2. La société Crus et châteaux du Sud-ouest, qui exerce une activité de négoce en vins de Gaillac et de vinificateur, a demandé au tribunal administratif de Toulouse d'annuler la décision du 4 juillet 2007 par laquelle le directeur de l'Institut national de l'origine et de la qualité a reconnu le syndicat de défense des vins à appellation d'origine contrôlée " Gaillac " en tant qu'organisme de défense et de gestion pour les appellations d'origine contrôlées " Gaillac " et " Gaillac premières côtes ". Par un jugement du 2 juillet 2013, le tribunal administratif de Toulouse a rejeté cette demande.
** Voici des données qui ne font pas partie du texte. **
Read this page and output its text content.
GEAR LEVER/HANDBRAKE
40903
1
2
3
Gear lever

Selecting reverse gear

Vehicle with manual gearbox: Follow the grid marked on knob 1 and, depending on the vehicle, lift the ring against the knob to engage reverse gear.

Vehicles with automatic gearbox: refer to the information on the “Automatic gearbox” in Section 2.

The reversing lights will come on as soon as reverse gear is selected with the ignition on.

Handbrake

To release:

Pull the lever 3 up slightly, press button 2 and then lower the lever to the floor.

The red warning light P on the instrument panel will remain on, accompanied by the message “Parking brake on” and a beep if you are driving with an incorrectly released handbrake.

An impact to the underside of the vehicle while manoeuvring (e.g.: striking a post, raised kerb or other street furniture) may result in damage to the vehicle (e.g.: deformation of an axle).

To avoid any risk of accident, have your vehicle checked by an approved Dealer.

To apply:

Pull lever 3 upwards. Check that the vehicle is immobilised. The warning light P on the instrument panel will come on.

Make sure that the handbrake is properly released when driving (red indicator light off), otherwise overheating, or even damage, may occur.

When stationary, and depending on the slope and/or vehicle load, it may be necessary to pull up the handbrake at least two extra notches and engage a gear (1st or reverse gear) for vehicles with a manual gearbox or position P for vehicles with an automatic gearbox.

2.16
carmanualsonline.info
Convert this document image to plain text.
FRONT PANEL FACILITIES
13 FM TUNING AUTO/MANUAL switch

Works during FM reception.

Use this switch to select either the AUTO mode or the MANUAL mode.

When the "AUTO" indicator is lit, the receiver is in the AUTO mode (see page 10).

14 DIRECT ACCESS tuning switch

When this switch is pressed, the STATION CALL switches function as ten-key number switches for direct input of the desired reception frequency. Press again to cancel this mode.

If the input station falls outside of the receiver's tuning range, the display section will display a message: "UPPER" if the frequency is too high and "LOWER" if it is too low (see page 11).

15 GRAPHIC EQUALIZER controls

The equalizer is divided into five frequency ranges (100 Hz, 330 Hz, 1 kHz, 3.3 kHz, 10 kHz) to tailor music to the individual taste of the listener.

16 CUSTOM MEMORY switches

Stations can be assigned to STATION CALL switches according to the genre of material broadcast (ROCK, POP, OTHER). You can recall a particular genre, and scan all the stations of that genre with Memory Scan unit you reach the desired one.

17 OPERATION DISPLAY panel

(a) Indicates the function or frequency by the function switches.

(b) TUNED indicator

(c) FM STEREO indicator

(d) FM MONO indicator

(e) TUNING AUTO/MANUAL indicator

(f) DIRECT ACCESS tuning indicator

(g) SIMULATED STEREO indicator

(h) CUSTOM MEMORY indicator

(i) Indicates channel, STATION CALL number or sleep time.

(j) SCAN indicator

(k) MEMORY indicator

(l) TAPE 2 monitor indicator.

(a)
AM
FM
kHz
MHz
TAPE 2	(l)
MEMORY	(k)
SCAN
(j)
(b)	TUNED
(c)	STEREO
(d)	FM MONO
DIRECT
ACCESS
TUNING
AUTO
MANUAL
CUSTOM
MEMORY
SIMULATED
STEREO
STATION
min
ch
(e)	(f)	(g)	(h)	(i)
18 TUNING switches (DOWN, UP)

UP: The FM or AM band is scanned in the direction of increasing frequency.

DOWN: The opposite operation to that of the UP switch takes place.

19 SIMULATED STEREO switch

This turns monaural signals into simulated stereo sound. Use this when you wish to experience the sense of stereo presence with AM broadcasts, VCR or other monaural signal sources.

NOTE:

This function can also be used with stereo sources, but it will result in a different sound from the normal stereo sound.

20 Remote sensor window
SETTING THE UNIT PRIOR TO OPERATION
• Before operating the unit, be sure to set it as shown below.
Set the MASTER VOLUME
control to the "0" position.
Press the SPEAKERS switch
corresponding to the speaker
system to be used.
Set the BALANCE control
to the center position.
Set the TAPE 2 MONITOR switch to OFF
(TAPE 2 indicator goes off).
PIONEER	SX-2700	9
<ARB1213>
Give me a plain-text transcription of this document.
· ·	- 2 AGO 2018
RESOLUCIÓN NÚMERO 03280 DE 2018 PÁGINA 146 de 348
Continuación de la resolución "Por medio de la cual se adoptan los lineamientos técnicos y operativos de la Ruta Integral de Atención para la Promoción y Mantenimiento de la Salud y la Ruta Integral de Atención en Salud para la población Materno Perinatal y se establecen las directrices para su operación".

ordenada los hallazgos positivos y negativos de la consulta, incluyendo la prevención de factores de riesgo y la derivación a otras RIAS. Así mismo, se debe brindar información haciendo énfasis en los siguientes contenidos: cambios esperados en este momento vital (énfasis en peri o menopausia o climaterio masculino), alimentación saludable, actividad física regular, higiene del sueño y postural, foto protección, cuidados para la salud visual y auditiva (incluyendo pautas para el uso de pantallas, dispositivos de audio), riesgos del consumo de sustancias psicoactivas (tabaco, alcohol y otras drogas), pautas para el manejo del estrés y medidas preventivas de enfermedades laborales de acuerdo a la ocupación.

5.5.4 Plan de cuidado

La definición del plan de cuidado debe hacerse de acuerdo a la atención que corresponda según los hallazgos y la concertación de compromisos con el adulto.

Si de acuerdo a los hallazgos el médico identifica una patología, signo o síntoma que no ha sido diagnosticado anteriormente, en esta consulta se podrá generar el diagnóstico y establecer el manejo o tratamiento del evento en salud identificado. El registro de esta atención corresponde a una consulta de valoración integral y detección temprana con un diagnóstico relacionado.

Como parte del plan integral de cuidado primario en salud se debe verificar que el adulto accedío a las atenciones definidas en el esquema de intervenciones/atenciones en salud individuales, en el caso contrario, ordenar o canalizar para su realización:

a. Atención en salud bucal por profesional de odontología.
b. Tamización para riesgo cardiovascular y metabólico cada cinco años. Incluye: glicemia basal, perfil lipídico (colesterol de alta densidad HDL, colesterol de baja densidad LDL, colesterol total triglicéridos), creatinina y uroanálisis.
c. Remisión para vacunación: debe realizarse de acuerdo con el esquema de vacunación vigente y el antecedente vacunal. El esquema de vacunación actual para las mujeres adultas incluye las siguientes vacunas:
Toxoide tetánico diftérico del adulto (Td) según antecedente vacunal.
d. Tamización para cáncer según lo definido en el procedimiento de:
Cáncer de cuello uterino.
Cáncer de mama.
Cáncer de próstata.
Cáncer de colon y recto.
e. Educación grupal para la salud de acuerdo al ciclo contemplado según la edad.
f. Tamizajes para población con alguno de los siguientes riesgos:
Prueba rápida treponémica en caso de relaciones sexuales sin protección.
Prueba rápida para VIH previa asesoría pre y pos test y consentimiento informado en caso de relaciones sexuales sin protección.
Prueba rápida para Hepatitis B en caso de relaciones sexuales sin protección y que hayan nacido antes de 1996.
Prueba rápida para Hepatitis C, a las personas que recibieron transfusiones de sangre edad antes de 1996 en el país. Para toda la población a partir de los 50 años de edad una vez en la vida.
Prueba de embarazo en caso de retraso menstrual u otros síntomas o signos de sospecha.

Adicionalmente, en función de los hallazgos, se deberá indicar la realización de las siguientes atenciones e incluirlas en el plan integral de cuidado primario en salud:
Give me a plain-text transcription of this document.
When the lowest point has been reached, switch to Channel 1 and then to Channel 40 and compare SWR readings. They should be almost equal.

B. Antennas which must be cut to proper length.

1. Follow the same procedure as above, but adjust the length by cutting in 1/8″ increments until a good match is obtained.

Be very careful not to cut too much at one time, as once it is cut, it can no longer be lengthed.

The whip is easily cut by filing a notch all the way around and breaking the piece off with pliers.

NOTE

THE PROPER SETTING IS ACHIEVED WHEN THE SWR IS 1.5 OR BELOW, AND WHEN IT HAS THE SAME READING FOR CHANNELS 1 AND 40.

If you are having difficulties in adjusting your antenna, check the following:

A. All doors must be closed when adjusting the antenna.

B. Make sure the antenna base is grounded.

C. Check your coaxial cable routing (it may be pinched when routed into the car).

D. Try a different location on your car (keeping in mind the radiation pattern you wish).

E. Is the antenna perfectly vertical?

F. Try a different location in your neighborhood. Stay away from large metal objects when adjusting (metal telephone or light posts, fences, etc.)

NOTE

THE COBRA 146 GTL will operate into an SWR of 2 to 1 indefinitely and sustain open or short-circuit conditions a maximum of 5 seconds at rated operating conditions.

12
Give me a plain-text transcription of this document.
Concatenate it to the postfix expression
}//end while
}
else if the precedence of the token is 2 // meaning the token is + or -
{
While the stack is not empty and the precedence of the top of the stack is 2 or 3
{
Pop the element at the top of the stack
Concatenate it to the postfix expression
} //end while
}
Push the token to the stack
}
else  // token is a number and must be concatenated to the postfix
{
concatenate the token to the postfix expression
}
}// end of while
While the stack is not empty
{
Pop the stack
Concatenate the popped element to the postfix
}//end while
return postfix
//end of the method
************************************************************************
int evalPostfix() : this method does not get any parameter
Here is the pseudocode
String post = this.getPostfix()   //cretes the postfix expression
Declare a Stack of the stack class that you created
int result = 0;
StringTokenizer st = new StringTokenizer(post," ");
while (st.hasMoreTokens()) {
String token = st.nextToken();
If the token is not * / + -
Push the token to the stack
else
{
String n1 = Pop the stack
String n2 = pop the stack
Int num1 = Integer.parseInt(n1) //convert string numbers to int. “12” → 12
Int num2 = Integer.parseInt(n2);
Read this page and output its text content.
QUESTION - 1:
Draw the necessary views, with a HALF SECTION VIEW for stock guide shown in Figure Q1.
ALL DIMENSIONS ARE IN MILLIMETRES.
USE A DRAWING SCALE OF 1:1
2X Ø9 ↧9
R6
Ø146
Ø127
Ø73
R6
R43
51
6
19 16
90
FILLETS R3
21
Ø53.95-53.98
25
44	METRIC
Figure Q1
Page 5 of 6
Par un arrêt n° 13BX02490 du 31 décembre 2014, la cour a rejeté l'appel formé par la société Crus et châteaux du Sud-ouest contre ce jugement. Par une décision n° 388181 du 5 octobre 2016, le Conseil d'Etat statuant au contentieux a annulé l'arrêt n° 13BX02490 du 31 décembre 2014 et renvoyé l'affaire devant la cour. Par un arrêt n° 16BX03311 du 18 mai 2017, la cour a annulé le jugement du tribunal administratif de Toulouse du 2 juillet 2013 ainsi que la décision du directeur de l'Institut national de l'origine et de la qualité du 4 juillet 2007 et a mis à la charge de l'Institut national de l'origine et de la qualité le versement à la société Les vignobles Gayrel, anciennement dénommée société Crus et châteaux du Sud-ouest, de la somme de 1 500 euros en application de l'article L. 761-1 du code de justice administrative. L'Institut national de l'origine et de la qualité saisit la cour, sur le fondement de l'article R. 833-1 précité du code de justice administrative, d'un recours tendant à la rectification de l'erreur entachant son arrêt du 18 mai 2017, en ce qu'il a omis de statuer sur ses conclusions tendant à ce que l'annulation de sa décision ne prenne effet qu'à compter du 30 avril 2017 et que, sous réserve des actions contentieuses engagées à la date de l'arrêt contre des actes pris sur le fondement des dispositions annulées, les effets produits par la décision de reconnaissance antérieurement à son annulation soient réputés définitifs.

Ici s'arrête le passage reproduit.